Sete em cada dez brasileiros não sabem quanto devem, aponta estudo

Levantamento do CEAM/ESPM revela que 67,6% da população não se sente financeiramente segura e 71,9% desconhecem o valor total de suas dívidas.

Agência O Globo - 13/05/2026
Sete em cada dez brasileiros não sabem quanto devem, aponta estudo
- Foto: Freepik

A falta de controle do orçamento tem tornado o endividamento um problema silencioso para a maioria dos brasileiros. De acordo com a pesquisa “Vulnerabilidade financeira: hábitos do endividamento dos brasileiros”, realizada pelo Centro de Estudos Aplicados de Marketing (CEAM) da ESPM, cerca de sete em cada dez brasileiros (71,9%) não sabem o valor total de suas dívidas. O levantamento aponta ainda que 67,6% da população não se sente financeiramente segura e 73,7% admitem não ter controle sobre a própria vida financeira.

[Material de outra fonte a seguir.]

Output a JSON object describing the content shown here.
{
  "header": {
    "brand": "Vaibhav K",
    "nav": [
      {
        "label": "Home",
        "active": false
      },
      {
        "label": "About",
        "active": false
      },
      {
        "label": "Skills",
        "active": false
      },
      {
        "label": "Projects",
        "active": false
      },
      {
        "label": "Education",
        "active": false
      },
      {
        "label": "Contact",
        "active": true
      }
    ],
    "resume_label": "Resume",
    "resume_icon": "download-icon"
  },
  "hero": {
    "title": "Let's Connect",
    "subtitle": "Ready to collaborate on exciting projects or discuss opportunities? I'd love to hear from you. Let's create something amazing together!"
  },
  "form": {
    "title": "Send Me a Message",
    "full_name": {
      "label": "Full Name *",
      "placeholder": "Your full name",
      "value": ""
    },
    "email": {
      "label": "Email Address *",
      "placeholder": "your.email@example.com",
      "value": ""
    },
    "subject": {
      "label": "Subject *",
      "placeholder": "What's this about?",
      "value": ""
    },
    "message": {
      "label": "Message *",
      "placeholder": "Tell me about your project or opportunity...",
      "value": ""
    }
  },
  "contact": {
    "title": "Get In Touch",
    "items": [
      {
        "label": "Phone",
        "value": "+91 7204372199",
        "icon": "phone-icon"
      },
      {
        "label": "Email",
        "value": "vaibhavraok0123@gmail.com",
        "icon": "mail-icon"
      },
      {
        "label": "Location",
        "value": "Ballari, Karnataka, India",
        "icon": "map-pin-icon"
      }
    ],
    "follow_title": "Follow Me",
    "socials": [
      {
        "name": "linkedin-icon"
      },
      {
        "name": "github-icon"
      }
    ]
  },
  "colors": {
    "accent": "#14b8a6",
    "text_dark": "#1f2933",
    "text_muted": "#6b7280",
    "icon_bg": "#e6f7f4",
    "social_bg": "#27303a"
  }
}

Desorganização financeira e falta de planejamento

O estudo evidencia falhas na organização doméstica, gerando um efeito cascata de descontrole. Segundo os dados, 63% dos brasileiros afirmam não ter familiaridade com a gestão de finanças pessoais. Além disso, 78,8% não fazem lista de compras e 65,8% não mantêm registros básicos de ganhos e gastos.

“Essa falta de clareza inviabiliza qualquer estratégia eficaz de renegociação ou redução de gastos, aprisionando o cidadão em um ciclo contínuo de juros e incerteza”, explica Flávio Bizarrias, coordenador do CEAM ESPM.

Entre os brasileiros com renda de até R$ 8.100 — público-alvo do programa de renegociação Desenrola Brasil —, o acesso ao crédito é diversificado: 45,68% utilizam canais exclusivamente digitais, 19,42% recorrem a agências ou telefone, e 34,89% operam de forma híbrida.

Vulnerabilidade sem proteção

A pesquisa revela que o brasileiro carece de uma rede de proteção financeira. O hábito de comparar produtos financeiros é pouco comum (65,5% não o fazem) e 71,5% não utilizam seguros ou garantias como forma de proteção.

Como resultado, 67,9% afirmam não ter tranquilidade para lidar com imprevistos, por não possuírem reservas financeiras ou mecanismos de proteção.

Essa fragilidade é agravada pelo desconhecimento do mercado financeiro: 77,3% dos entrevistados não têm experiência com produtos financeiros mais complexos — o mesmo percentual daqueles que nunca investiram em ações. Sem saber como fazer o dinheiro render, 74,4% não diversificam suas formas de poupança ou investimento. Consequentemente, 62,2% dizem não conseguir guardar dinheiro para realizar sonhos.

Dinheiro como fonte de preocupação

Para 78,4% dos brasileiros, o dinheiro deixou de ser um facilitador e passou a ser uma barreira para aproveitar a vida. A privação também se reflete nos momentos de lazer: 67,2% não conseguem gastar com atividades recreativas e 61,5% não têm condições de viajar nas férias.

Mais da metade da população (55,4%) está insatisfeita com a forma como utiliza o crédito. Além disso, 70,5% desaprovam a maneira como administram os próprios gastos. Para 60,4%, a renda mal cobre as necessidades básicas, o que ajuda a explicar por que apenas 7,1% conseguem comprar o que desejam.

Sinais de mudança

Apesar do cenário marcado pelo “modo sobrevivência”, a pesquisa identifica sinais ainda tímidos de mudança. Embora 52,2% reconheçam que não cuidam do futuro financeiro como deveriam, 28,7% já estabelecem metas de curto prazo e 27,3% começam a planejar o longo prazo.

“O retrato é o de um cidadão sitiado. Ele entende a necessidade de poupar, mas a ausência de margem no orçamento, somada ao desconhecimento técnico sobre crédito e seus efeitos, o mantém preso a hábitos ineficientes”, conclui Bizarrias.